The bridge is pinned, which remedies the all-too-common problem of having it shift while changing strings or playing hard. The tune-o-matic may not be vintage-correct, but certainly aids intonation. The tailpiece is made of heavy brass, which King Snakes says contributes to thicker-sounding string vibration.

Beyond the all-round vibe and quality craftsmanship, it’s the pickups that make the Three Bone sing. Packing it with three potent P-90-like single-coils, King Snake’s not trying to replicate the original’s wide range of voices, from sleepy, underwater sounds to trebly highlights. Instead, they know what you’re after: a range of bluesy, jazzy, and rockabilly tonal glory. And these pickups shoot straight for the heart.
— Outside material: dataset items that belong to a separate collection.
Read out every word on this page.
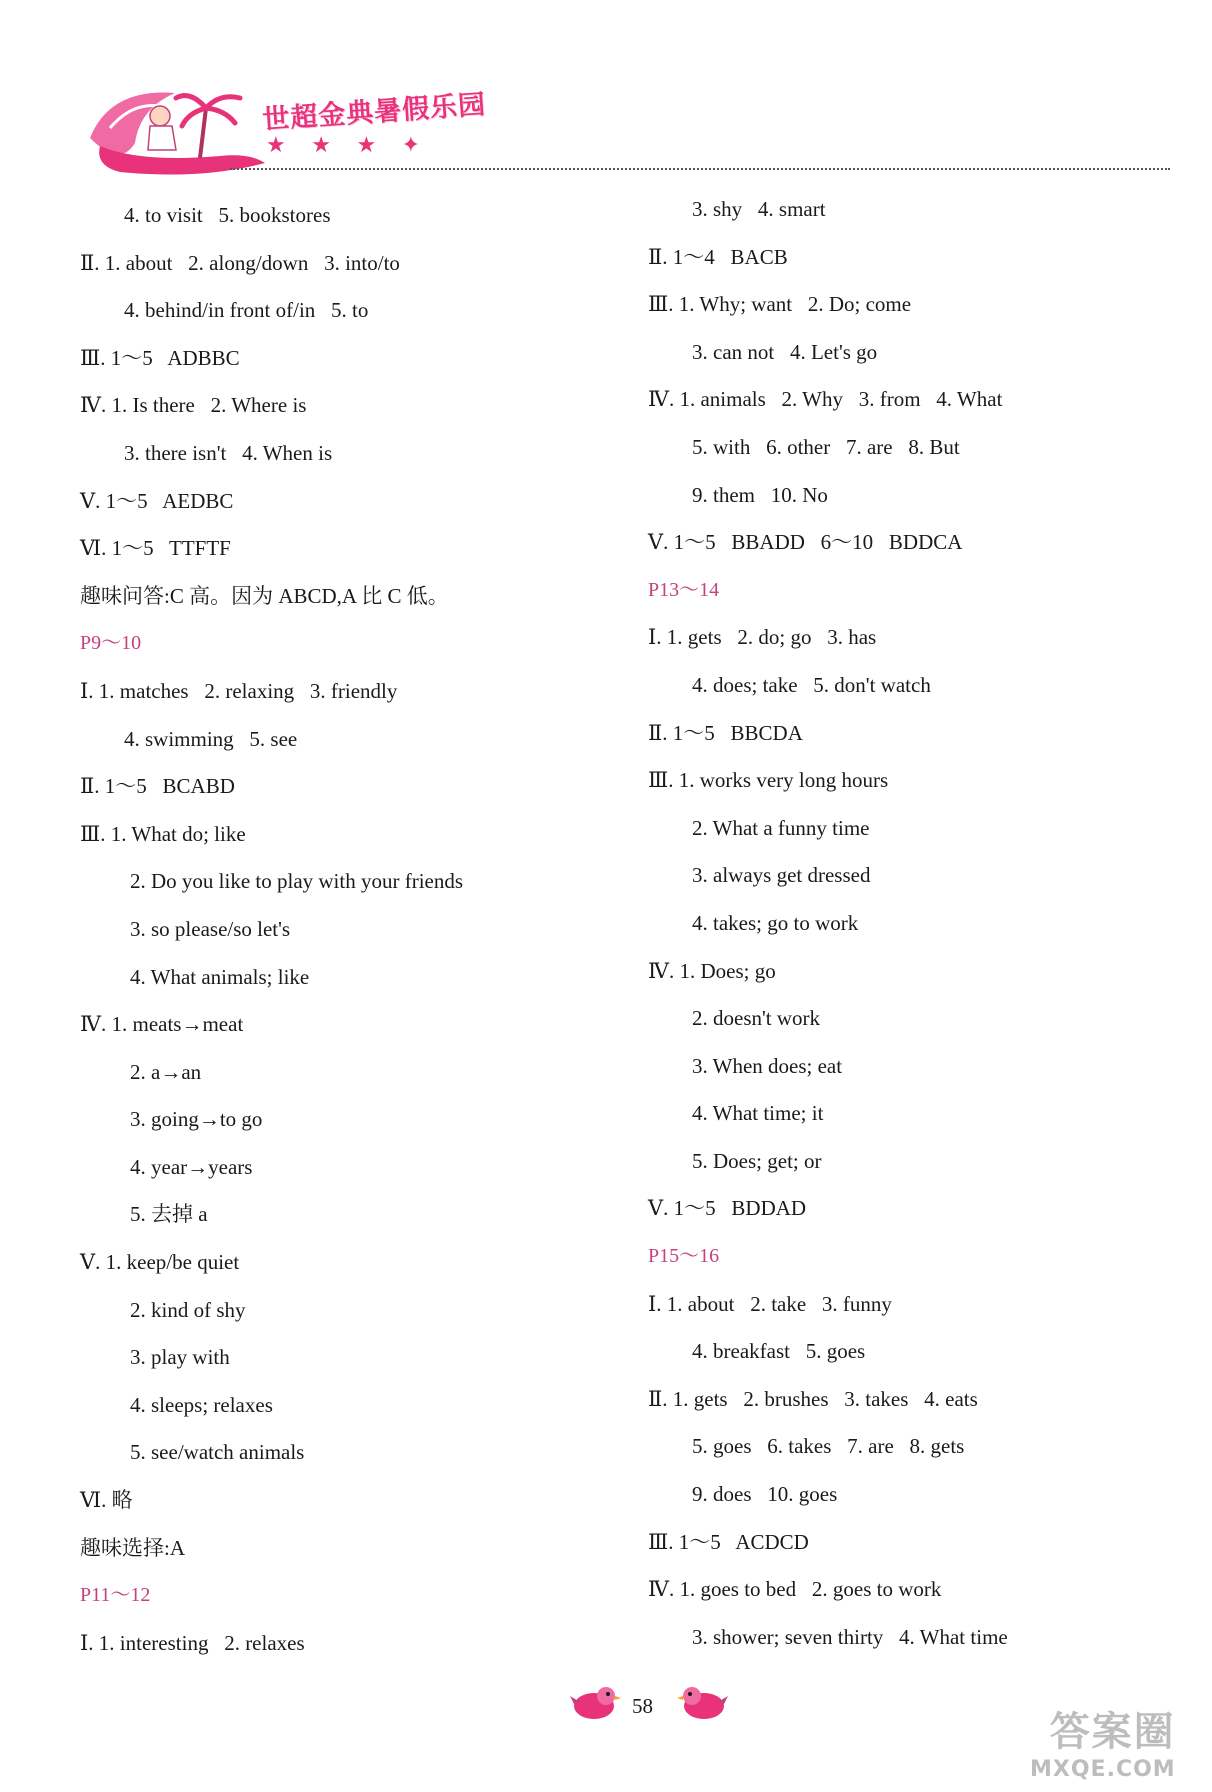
世超金典暑假乐园
★ ★ ★ ✦
4. to visit   5. bookstores
Ⅱ. 1. about   2. along/down   3. into/to
4. behind/in front of/in   5. to
Ⅲ. 1～5   ADBBC
Ⅳ. 1. Is there   2. Where is
3. there isn't   4. When is
Ⅴ. 1～5   AEDBC
Ⅵ. 1～5   TTFTF
趣味问答:C 高。因为 ABCD,A 比 C 低。
P9～10
Ⅰ. 1. matches   2. relaxing   3. friendly
4. swimming   5. see
Ⅱ. 1～5   BCABD
Ⅲ. 1. What do; like
2. Do you like to play with your friends
3. so please/so let's
4. What animals; like
Ⅳ. 1. meats→meat
2. a→an
3. going→to go
4. year→years
5. 去掉 a
Ⅴ. 1. keep/be quiet
2. kind of shy
3. play with
4. sleeps; relaxes
5. see/watch animals
Ⅵ. 略
趣味选择:A
P11～12
Ⅰ. 1. interesting   2. relaxes
3. shy   4. smart
Ⅱ. 1～4   BACB
Ⅲ. 1. Why; want   2. Do; come
3. can not   4. Let's go
Ⅳ. 1. animals   2. Why   3. from   4. What
5. with   6. other   7. are   8. But
9. them   10. No
Ⅴ. 1～5   BBADD   6～10   BDDCA
P13～14
Ⅰ. 1. gets   2. do; go   3. has
4. does; take   5. don't watch
Ⅱ. 1～5   BBCDA
Ⅲ. 1. works very long hours
2. What a funny time
3. always get dressed
4. takes; go to work
Ⅳ. 1. Does; go
2. doesn't work
3. When does; eat
4. What time; it
5. Does; get; or
Ⅴ. 1～5   BDDAD
P15～16
Ⅰ. 1. about   2. take   3. funny
4. breakfast   5. goes
Ⅱ. 1. gets   2. brushes   3. takes   4. eats
5. goes   6. takes   7. are   8. gets
9. does   10. goes
Ⅲ. 1～5   ACDCD
Ⅳ. 1. goes to bed   2. goes to work
3. shower; seven thirty   4. What time
58
答案圈
MXQE.COM
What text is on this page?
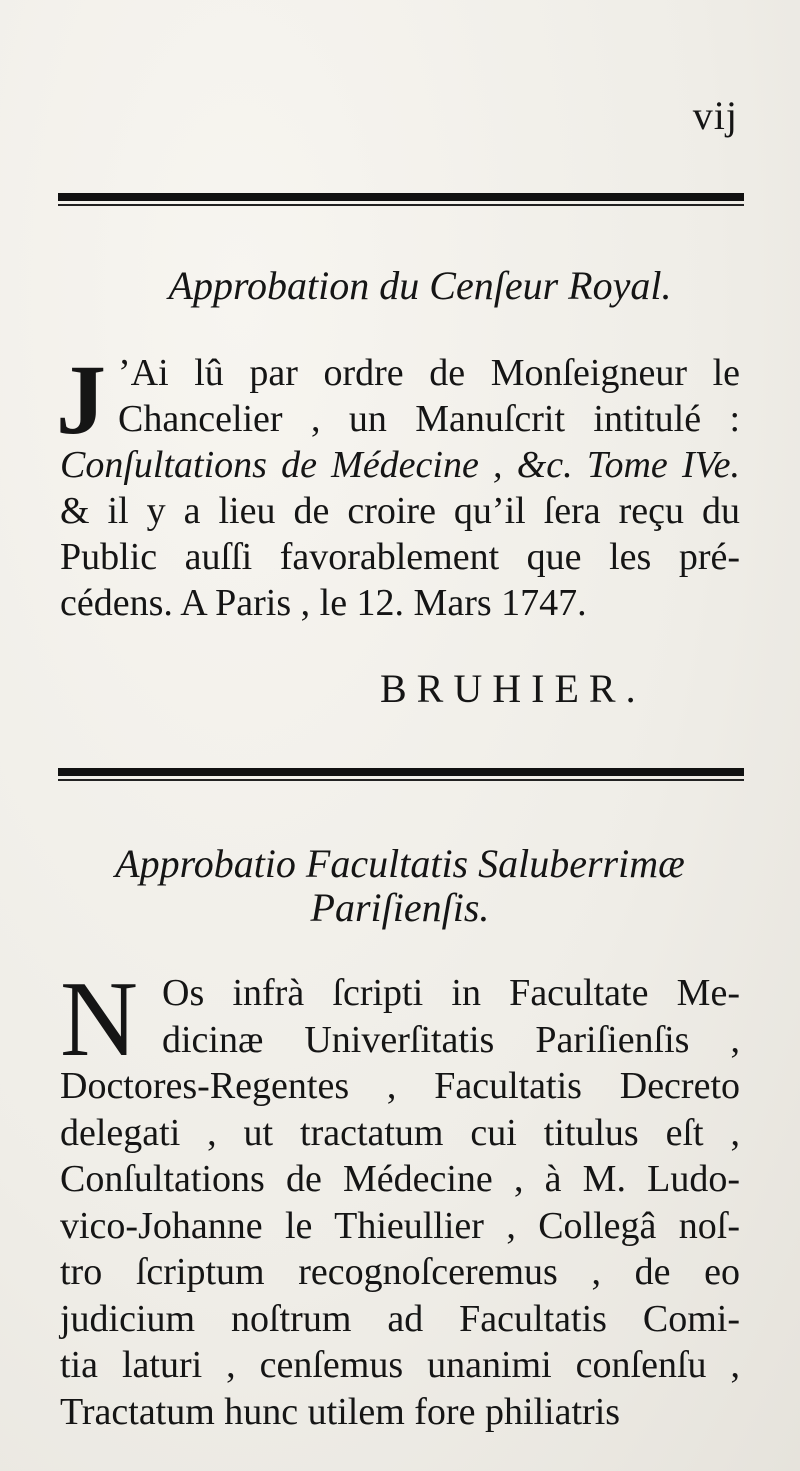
vij
Approbation du Cenſeur Royal.
J ’Ai lû par ordre de Monſeigneur le
Chancelier , un Manuſcrit intitulé :
Conſultations de Médecine , &c. Tome IVe.
& il y a lieu de croire qu’il ſera reçu du
Public auſſi favorablement que les pré-
cédens. A Paris , le 12. Mars 1747.
BRUHIER.
Approbatio Facultatis Saluberrimæ
Pariſienſis.
N Os infrà ſcripti in Facultate Me-
dicinæ Univerſitatis Pariſienſis ,
Doctores-Regentes , Facultatis Decreto
delegati , ut tractatum cui titulus eſt ,
Conſultations de Médecine , à M. Ludo-
vico-Johanne le Thieullier , Collegâ noſ-
tro ſcriptum recognoſceremus , de eo
judicium noſtrum ad Facultatis Comi-
tia laturi , cenſemus unanimi conſenſu ,
Tractatum hunc utilem fore philiatris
One of the major upgrades is the control setup. A three-way toggle switches between pickups. The top pot controls volume, while the lower two dial in tone – one for the neck pickup, the other for the middle and bridge. It’s an interesting, handy arrangement.
That neck pickup is practically all you need. Supremely sonorous, it ranges from deep and throaty to smooth and clear, with a lovely growl. The others offer further fine-tuned options, and after a while we stuck with the hard-rocking bridge unit. A five-way (better yet, six-way) pickup selector would be handy for other combined-pickup tones, and other quibbles include the tailpiece, where a vintage design would be more fitting. Also, better tuners would enhance the overall experience.

Still, the Three Bone is a great option for home or stage. It’s also available with one or two pickups and as a 21/4″ thin-body, with several finish options.